The optimal treatment for PMHE has not been established to date, and the long-term oncological outcome remains unclear. A wide variety of treatments have been conducted, including surgery, chemotherapy, and the combination of both. In terms of surgery, Hornick and Fletcher [2] reported that all tumors had infiltrative margins and that 58% of patients developed local recurrence or additional nodules in the same region after local excision. Despite the generally indolent nature of PMHE, amputations were required for local control in some cases [2, 4], and systemic progression was seen in other cases. Conversely, two cases of spontaneous regression have been reported [4, 7]. In terms of chemotherapy, the efficacy of gemcitabine and docetaxel and everolimus [10, 12] has been reported.

Denosumab is a human immunoglobulin G2 monoclonal antibody specific to receptor activator of nuclear factor kappa-B ligand (RANKL) and has been used for the treatment of osteoporosis, bone metastases, and giant cell tumors of bone [17,18,19]. In this case, all lesions showed simultaneous rapid progression of bone destruction that resulted in exacerbation of the limb pain after curettage. Denosumab was administered under the clinical diagnosis of bone metastasis to prevent further bone destruction. Given the indolent nature of the disease after diagnosis and the fact that most patients in the literature presented with pain associated with bone destruction, it is likely that each PMHE tumor of bone is induced to progress at some point by unknown triggers in its natural course. Reactive osteoclast-like giant cells have been seen in more than 60% cases [4], which are thought to be activated by FOSB-positive tumor cells by the unknown mechanism and considered responsible for the lytic destruction of the bone. Although denosumab did not show an essential anti-tumor effect because all of the lesions remained, we believe that denosumab played a certain role in suppression of the bone absorption by osteoclast-like giant cells and subsequent pain relief. The formation of highly characteristic osteosclerosis around the lesions could be the corroborating evidence. The precise mechanism of denosumab’s activity in PMHE of bone was not clear since the tumor was not evaluated histologically after denosumab treatment.

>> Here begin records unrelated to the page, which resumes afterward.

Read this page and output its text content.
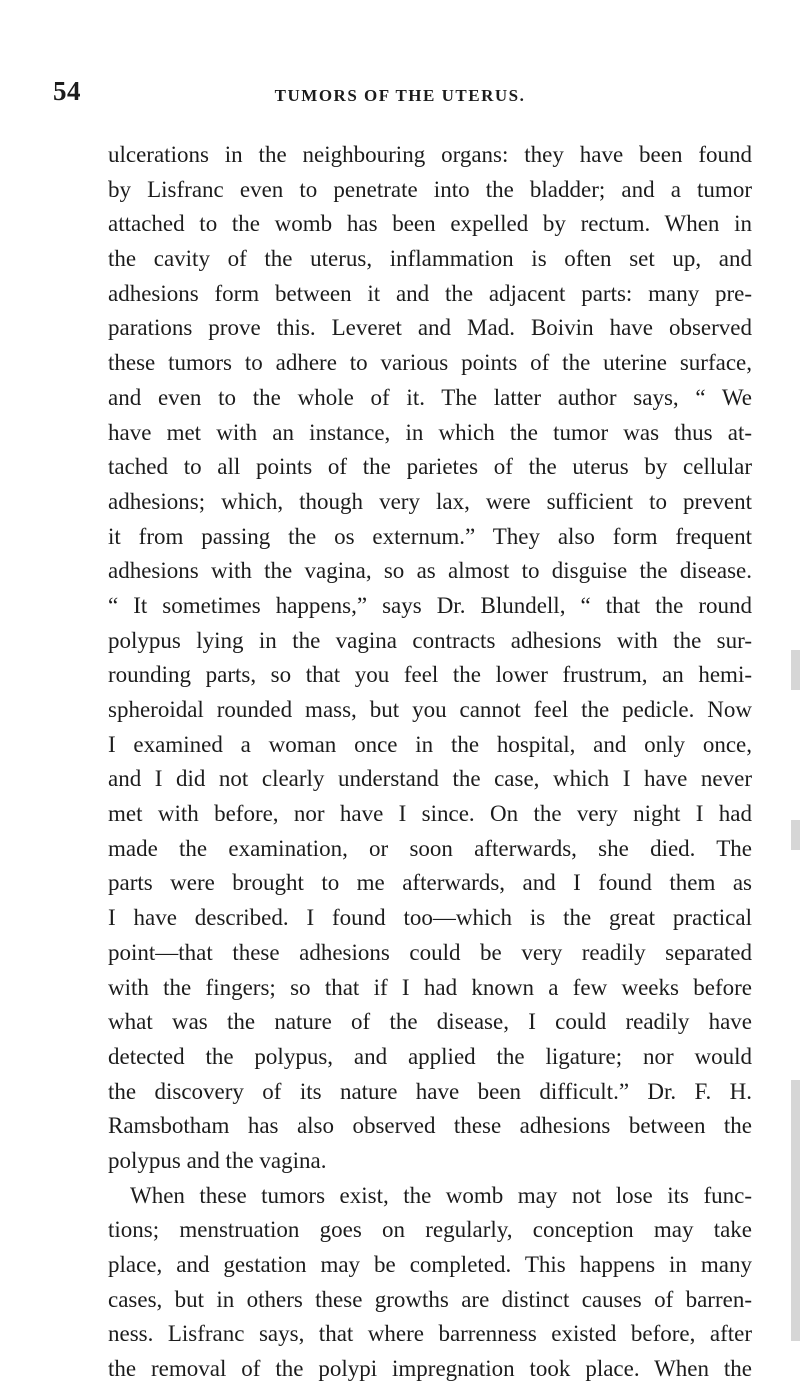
54	TUMORS OF THE UTERUS.
ulcerations in the neighbouring organs: they have been found
by Lisfranc even to penetrate into the bladder; and a tumor
attached to the womb has been expelled by rectum. When in
the cavity of the uterus, inflammation is often set up, and
adhesions form between it and the adjacent parts: many pre-
parations prove this. Leveret and Mad. Boivin have observed
these tumors to adhere to various points of the uterine surface,
and even to the whole of it. The latter author says, “ We
have met with an instance, in which the tumor was thus at-
tached to all points of the parietes of the uterus by cellular
adhesions; which, though very lax, were sufficient to prevent
it from passing the os externum.” They also form frequent
adhesions with the vagina, so as almost to disguise the disease.
“ It sometimes happens,” says Dr. Blundell, “ that the round
polypus lying in the vagina contracts adhesions with the sur-
rounding parts, so that you feel the lower frustrum, an hemi-
spheroidal rounded mass, but you cannot feel the pedicle. Now
I examined a woman once in the hospital, and only once,
and I did not clearly understand the case, which I have never
met with before, nor have I since. On the very night I had
made the examination, or soon afterwards, she died. The
parts were brought to me afterwards, and I found them as
I have described. I found too—which is the great practical
point—that these adhesions could be very readily separated
with the fingers; so that if I had known a few weeks before
what was the nature of the disease, I could readily have
detected the polypus, and applied the ligature; nor would
the discovery of its nature have been difficult.” Dr. F. H.
Ramsbotham has also observed these adhesions between the
polypus and the vagina.
When these tumors exist, the womb may not lose its func-
tions; menstruation goes on regularly, conception may take
place, and gestation may be completed. This happens in many
cases, but in others these growths are distinct causes of barren-
ness. Lisfranc says, that where barrenness existed before, after
the removal of the polypi impregnation took place. When the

Despite strikingly decreased SUVs, FDG-PET still showed multiple discontiguous nodules 4 years after initiation of denosumab treatment. The stable oncologic course of the case could be attributed to the indolent nature of the tumor. Deciding the optimal duration of denosumab treatment in such a young female patient with possibly indolent disease was enormously difficult. Denosumab was gradually withdrawn considering the substantial risk of osteonecrosis of the jaw due to the years-long denosumab administration, and also considering the teratogenic potency of the drug for future pregnancy. The patient developed no signs of new lesions, distant metastasis or progression of the bone absorption even after the termination of denosumab. Close long-term follow-up is still necessary, and denosumab treatment will be considered if the bone absorption recur.